The remaining hostages were released within a few weeks, which came as a surprise to journalists, considering that many hostages taken in Lebanon were held for months or even years.
Brig. Gen. Ghazi Kanaan, who was the chief of intelligence for Syrian forces in Lebanon at time, was originally credited with orchestrating the Russians’ release. This account trickled out to journalists in other countries.
“Western journalists reported that the kidnappers were forced to free the hostages because a block-to-block search by pro-Syrian militiamen was closing in on them,” McKinney wrote.
However, according to Israeli sources cited in the
Daily News, it was actually the KGB that negotiated the release. And in
Hezbollah: The Global Footprint of Lebanon’s Party of God, Matthew Levitt clarifies that it wasn’t just your run-of-the-mill KGB operatives. It was Alpha Group.
“In one retelling,” Levitt writes, “the KGB kidnapped a relative of the hostage-taking organization’s chief, cut off the relative’s ear, and sent it to his family. In another, the Alpha unit abducted one of the kidnapper’s brothers, and sent two of his fingers home to his family in separate envelopes.

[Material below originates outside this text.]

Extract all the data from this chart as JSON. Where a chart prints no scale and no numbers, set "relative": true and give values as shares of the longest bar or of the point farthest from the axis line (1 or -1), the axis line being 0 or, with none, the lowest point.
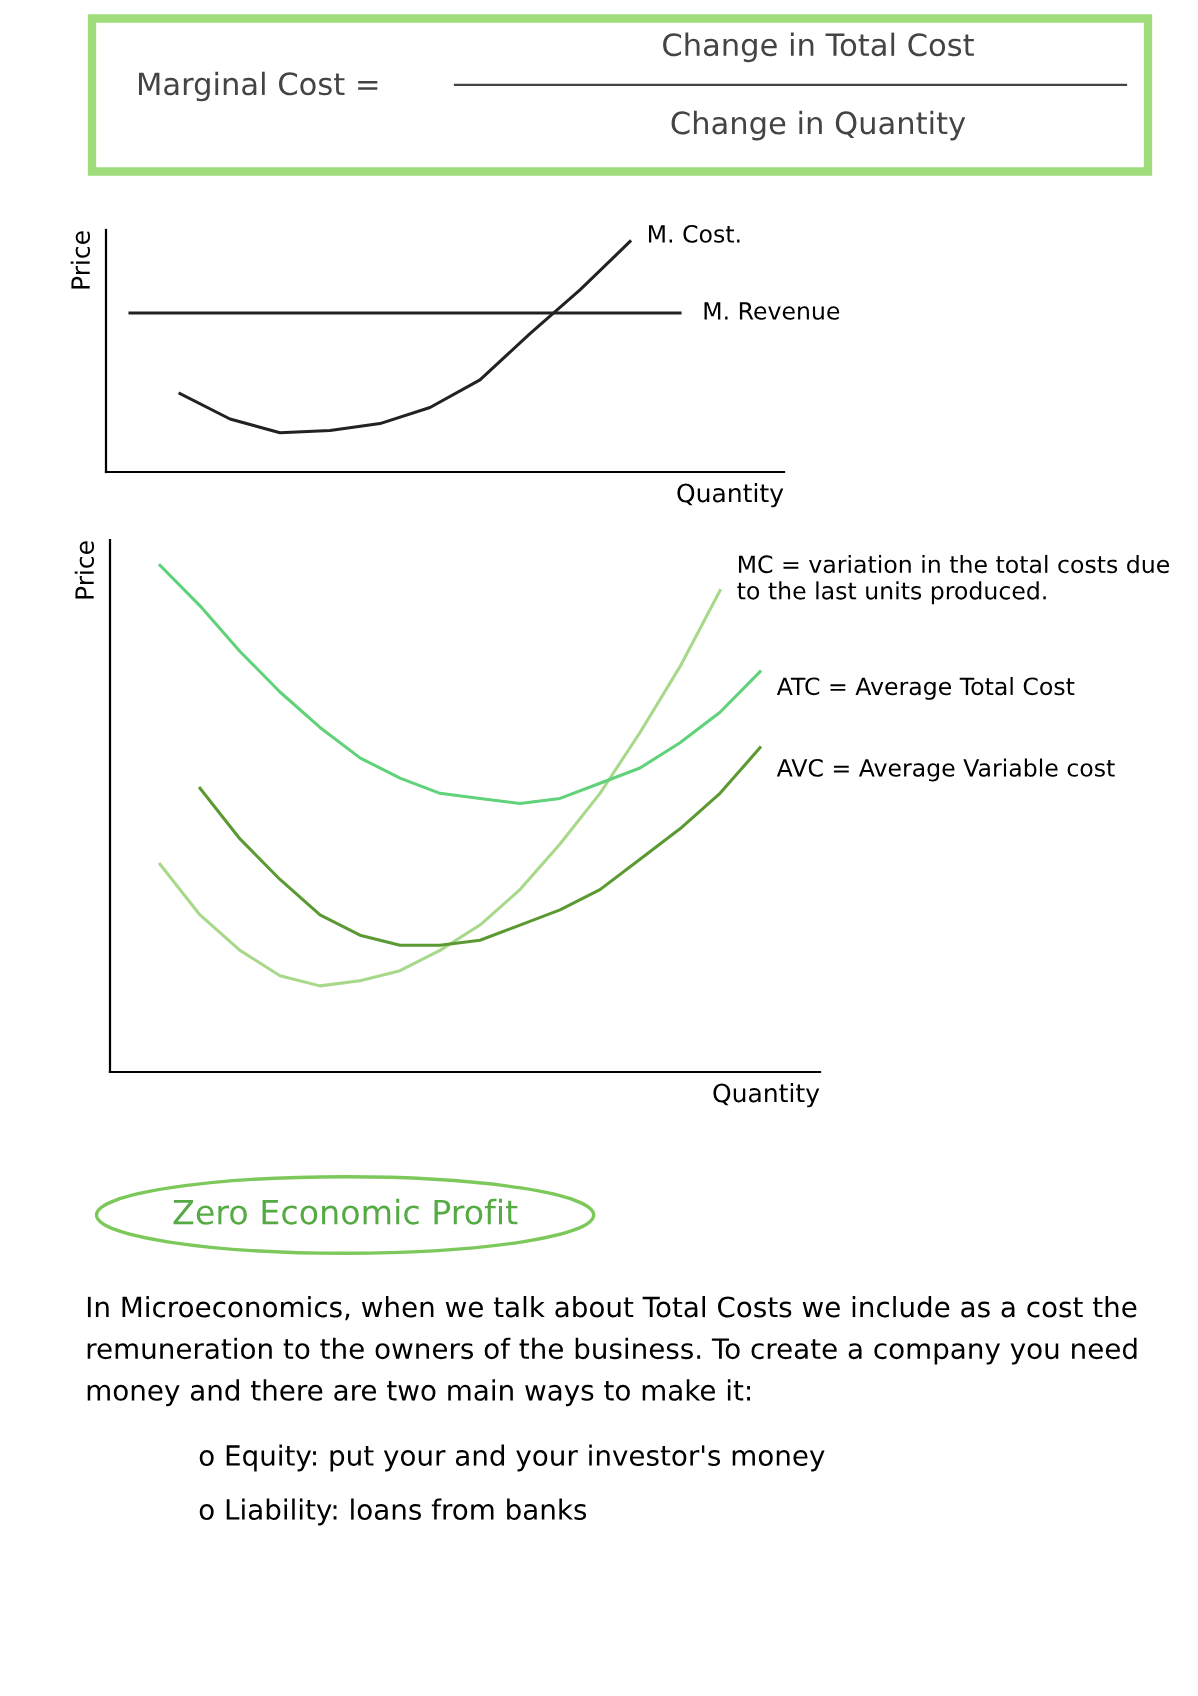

“Still another version has the Soviet operatives kidnapping a dozen Shi’a, one of whom was the relative of a Hezbollah leader. The relative was castrated and shot in the head, his testicles stuffed in his mouth, and his body shipped to Hezbollah with a letter promising a similar fate for the 11 other Shi’a captives if the three Soviet hostages were not released.”
While the details of the various “retellings” differ, the effect is much the same. Given the fact that the Alpha Group was dispatched to Beirut, and that the hostages were released so quickly when other countries,
including the United States, had failed to facilitate such prompt responses from hostage-takers in Lebanon, it seems reasonable that it was Alpha Group rather than a Syrian search that prompted the quick release.
Russia has a longstanding policy of targeting family members of terrorists. The reports of Alpha Group’s alleged actions in Beirut are consistent with this tradition.
The Beirut saga is arguably the most sensational of Alpha Group’s operations. But the unit continued to play a prominent role in Soviet and Russian military, intelligence and counterterrorism efforts.